What the Government can do at the end of the day, and it will - the Treasurer and Deputy Chief Minister has made it clear in recent debates in this place - is attempt to make the Assembly responsible for this budget. It will not be their budget. When it goes wrong, it will not be their budget, and they will say that every member of this place had the opportunity to make an input to this budget. They will say, "It is, therefore, your budget, not our budget". If they come out with a good end of the year operating result, they will say, "See what a good budget we produced". If they come out at the end of the year with a bad operating result, they will say, "But it is your budget. It wasn't our budget, it was yours". Of course, that, clearly, is not so.
Unless the Government is going somehow to change the concept of ministerial and executive responsibility, this budget remains theirs no matter what they do. They can go through a pretence of consultation. They can introduce a system which is, in a sense, no different from what estimates committees have done every year in this place for the last 10 years.
Mr Humphries says that this is the most open process of any government anywhere in the world. I think that, more or less, paraphrases what he said. Well, it is not. It is no more open than any budget that has ever been presented in this place, and, of course, any input that we make will have no more impact than any input we have tried to make over the last 10 years.
It is simply a case, Mr Speaker, of the Government trying to have it both ways.

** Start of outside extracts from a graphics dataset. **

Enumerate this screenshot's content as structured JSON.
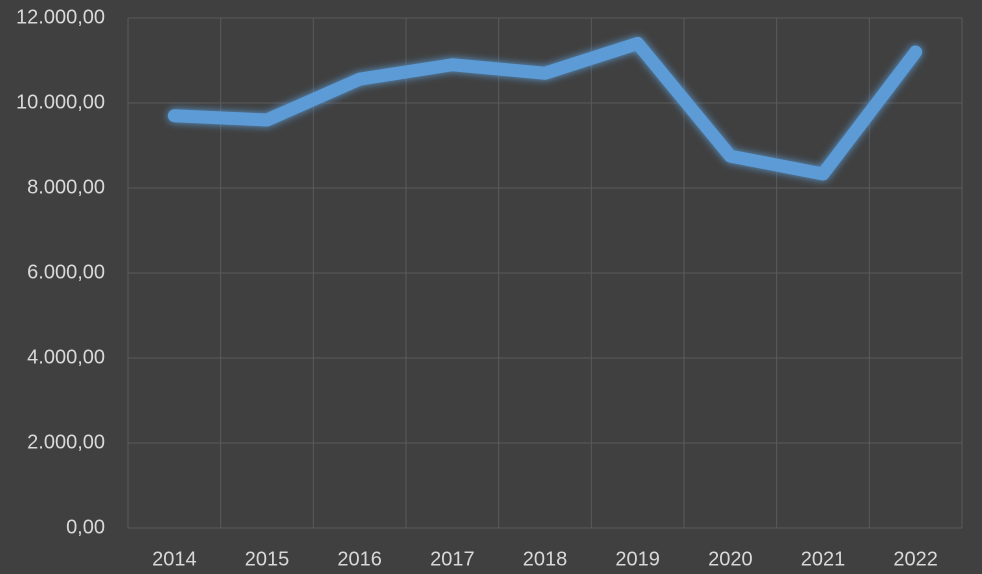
{
  "chart_data": {
    "type": "line",
    "categories": [
      "2014",
      "2015",
      "2016",
      "2017",
      "2018",
      "2019",
      "2020",
      "2021",
      "2022"
    ],
    "values": [
      9700,
      9600,
      10560,
      10900,
      10700,
      11400,
      8750,
      8330,
      11200
    ],
    "color": "#5b9bd5",
    "ylim": [
      0,
      12000
    ],
    "yticks": [
      {
        "value": 0,
        "label": "0,00"
      },
      {
        "value": 2000,
        "label": "2.000,00"
      },
      {
        "value": 4000,
        "label": "4.000,00"
      },
      {
        "value": 6000,
        "label": "6.000,00"
      },
      {
        "value": 8000,
        "label": "8.000,00"
      },
      {
        "value": 10000,
        "label": "10.000,00"
      },
      {
        "value": 12000,
        "label": "12.000,00"
      }
    ],
    "grid": true
  }
}
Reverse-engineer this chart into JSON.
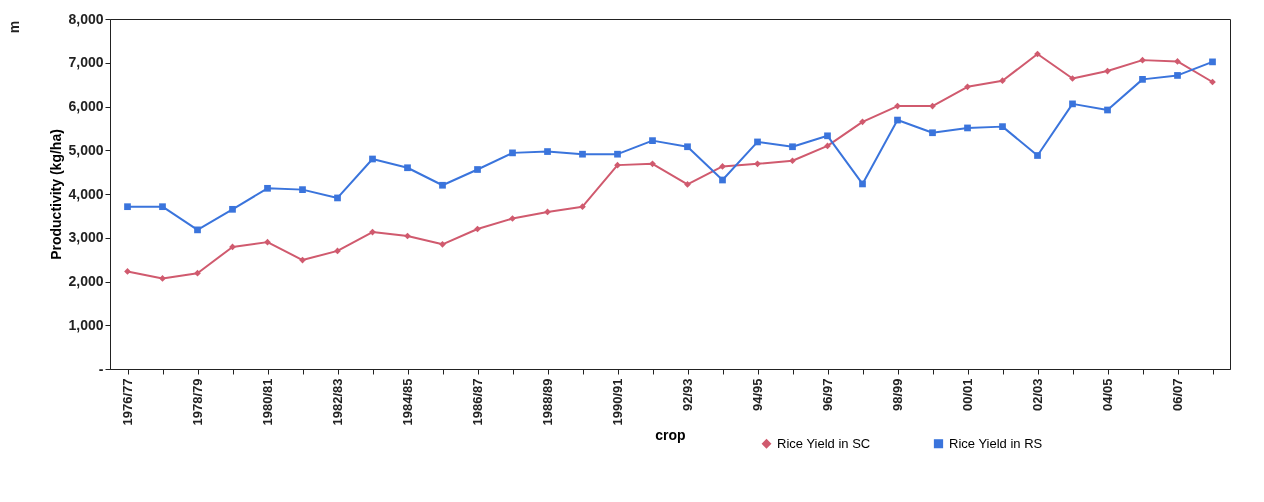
{
  "chart_data": {
    "type": "line",
    "xlabel": "crop",
    "ylabel": "Productivity (kg/ha)",
    "annotations": [
      "m"
    ],
    "categories": [
      "1976/77",
      null,
      "1978/79",
      null,
      "1980/81",
      null,
      "1982/83",
      null,
      "1984/85",
      null,
      "1986/87",
      null,
      "1988/89",
      null,
      "1990/91",
      null,
      "92/93",
      null,
      "94/95",
      null,
      "96/97",
      null,
      "98/99",
      null,
      "00/01",
      null,
      "02/03",
      null,
      "04/05",
      null,
      "06/07",
      null
    ],
    "series": [
      {
        "name": "Rice Yield in SC",
        "color": "#d05a6e",
        "marker": "diamond",
        "values": [
          2230,
          2070,
          2190,
          2790,
          2900,
          2490,
          2700,
          3130,
          3040,
          2850,
          3200,
          3440,
          3590,
          3710,
          4660,
          4690,
          4220,
          4630,
          4690,
          4760,
          5100,
          5650,
          6010,
          6010,
          6450,
          6590,
          7200,
          6640,
          6810,
          7060,
          7030,
          6560
        ]
      },
      {
        "name": "Rice Yield in RS",
        "color": "#3a74dc",
        "marker": "square",
        "values": [
          3710,
          3710,
          3180,
          3650,
          4130,
          4100,
          3910,
          4800,
          4600,
          4200,
          4560,
          4940,
          4970,
          4910,
          4910,
          5220,
          5080,
          4320,
          5190,
          5080,
          5330,
          4230,
          5690,
          5400,
          5510,
          5540,
          4880,
          6060,
          5920,
          6620,
          6710,
          7020
        ]
      }
    ],
    "ylim": [
      0,
      8000
    ],
    "yticks": [
      {
        "value": 0,
        "label": "-"
      },
      {
        "value": 1000,
        "label": "1,000"
      },
      {
        "value": 2000,
        "label": "2,000"
      },
      {
        "value": 3000,
        "label": "3,000"
      },
      {
        "value": 4000,
        "label": "4,000"
      },
      {
        "value": 5000,
        "label": "5,000"
      },
      {
        "value": 6000,
        "label": "6,000"
      },
      {
        "value": 7000,
        "label": "7,000"
      },
      {
        "value": 8000,
        "label": "8,000"
      }
    ],
    "grid": false,
    "legend": "bottom right",
    "line_style": "solid"
  }
}
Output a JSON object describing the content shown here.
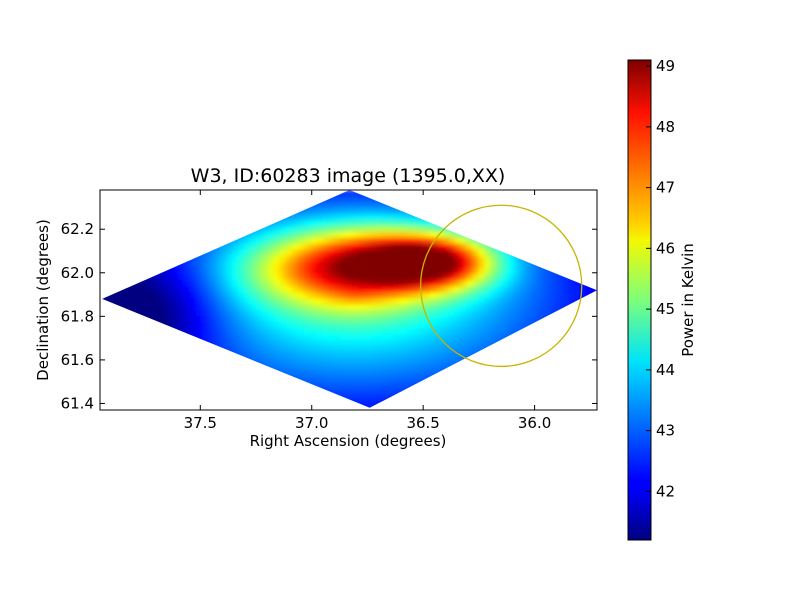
{
  "chart_data": {
    "type": "heatmap",
    "title": "W3, ID:60283 image (1395.0,XX)",
    "xlabel": "Right Ascension (degrees)",
    "ylabel": "Declination (degrees)",
    "xlim": [
      37.95,
      35.72
    ],
    "ylim": [
      61.37,
      62.38
    ],
    "x_reversed": true,
    "xticks": [
      37.5,
      37.0,
      36.5,
      36.0
    ],
    "xtick_labels": [
      "37.5",
      "37.0",
      "36.5",
      "36.0"
    ],
    "yticks": [
      61.4,
      61.6,
      61.8,
      62.0,
      62.2
    ],
    "ytick_labels": [
      "61.4",
      "61.6",
      "61.8",
      "62.0",
      "62.2"
    ],
    "colorbar": {
      "label": "Power in Kelvin",
      "range": [
        41.2,
        49.1
      ],
      "colormap": "jet",
      "ticks": [
        42,
        43,
        44,
        45,
        46,
        47,
        48,
        49
      ],
      "tick_labels": [
        "42",
        "43",
        "44",
        "45",
        "46",
        "47",
        "48",
        "49"
      ]
    },
    "footprint": [
      [
        37.94,
        61.88
      ],
      [
        36.83,
        62.38
      ],
      [
        35.72,
        61.92
      ],
      [
        36.74,
        61.38
      ]
    ],
    "field_peaks": [
      {
        "ra": 36.45,
        "dec": 62.05,
        "value": 49.0,
        "spread": 0.22
      },
      {
        "ra": 36.7,
        "dec": 62.05,
        "value": 48.0,
        "spread": 0.3
      },
      {
        "ra": 37.0,
        "dec": 62.02,
        "value": 46.6,
        "spread": 0.3
      }
    ],
    "field_min": {
      "ra": 37.75,
      "dec": 61.82,
      "value": 41.2
    },
    "circle": {
      "ra": 36.15,
      "dec": 61.94,
      "radius_deg": 0.37,
      "color": "#c8b400"
    }
  },
  "colors": {
    "axes_edge": "#000000",
    "circle": "#c8b400"
  }
}
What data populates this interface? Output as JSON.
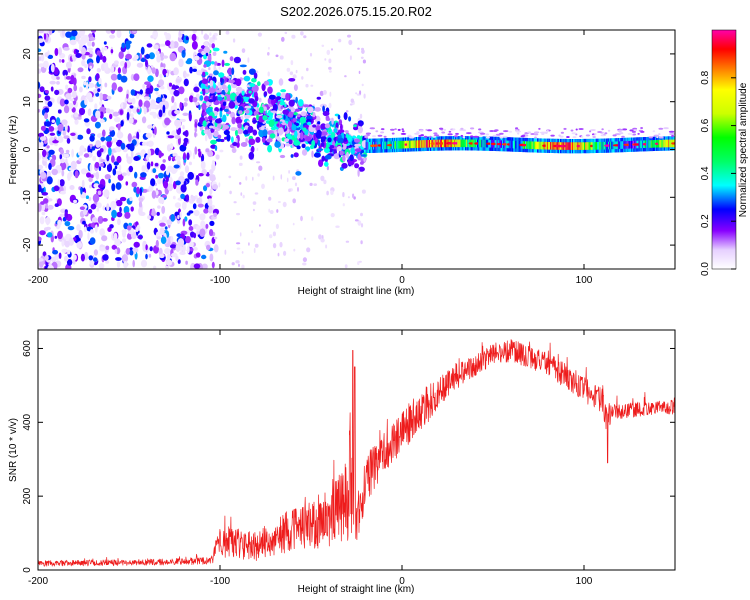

They want to try to get themselves off the hook in terms of responsibility for the budget, while imposing such constraints on us that we cannot change the budget in any sensible or practical way. For that reason, I have real reservations.
I note also, with interest, that the Government is claiming that they are doing this because it was mentioned in the report on governance of the ACT. They are very good at picking out from the governance report the things that happen to suit them and setting the rest of it aside. I note that that report and the report of Mr Osborne's committee and the Government's response to it have not yet been debated in this place. So on what basis is the Government saying we are doing this because the governance committee recommended it? That was a recommendation, but the Assembly has not debated it yet. The Assembly certainly has not adopted any of the recommendations in that report yet, but we are having this sort of thing foisted on us as though it is somehow good, somehow sacrosanct, and we are obliged to accept it and obliged to do just what the Government wants us to do - rubber-stamp their budget and then at the end of the day be held accountable for not their budget but our budget.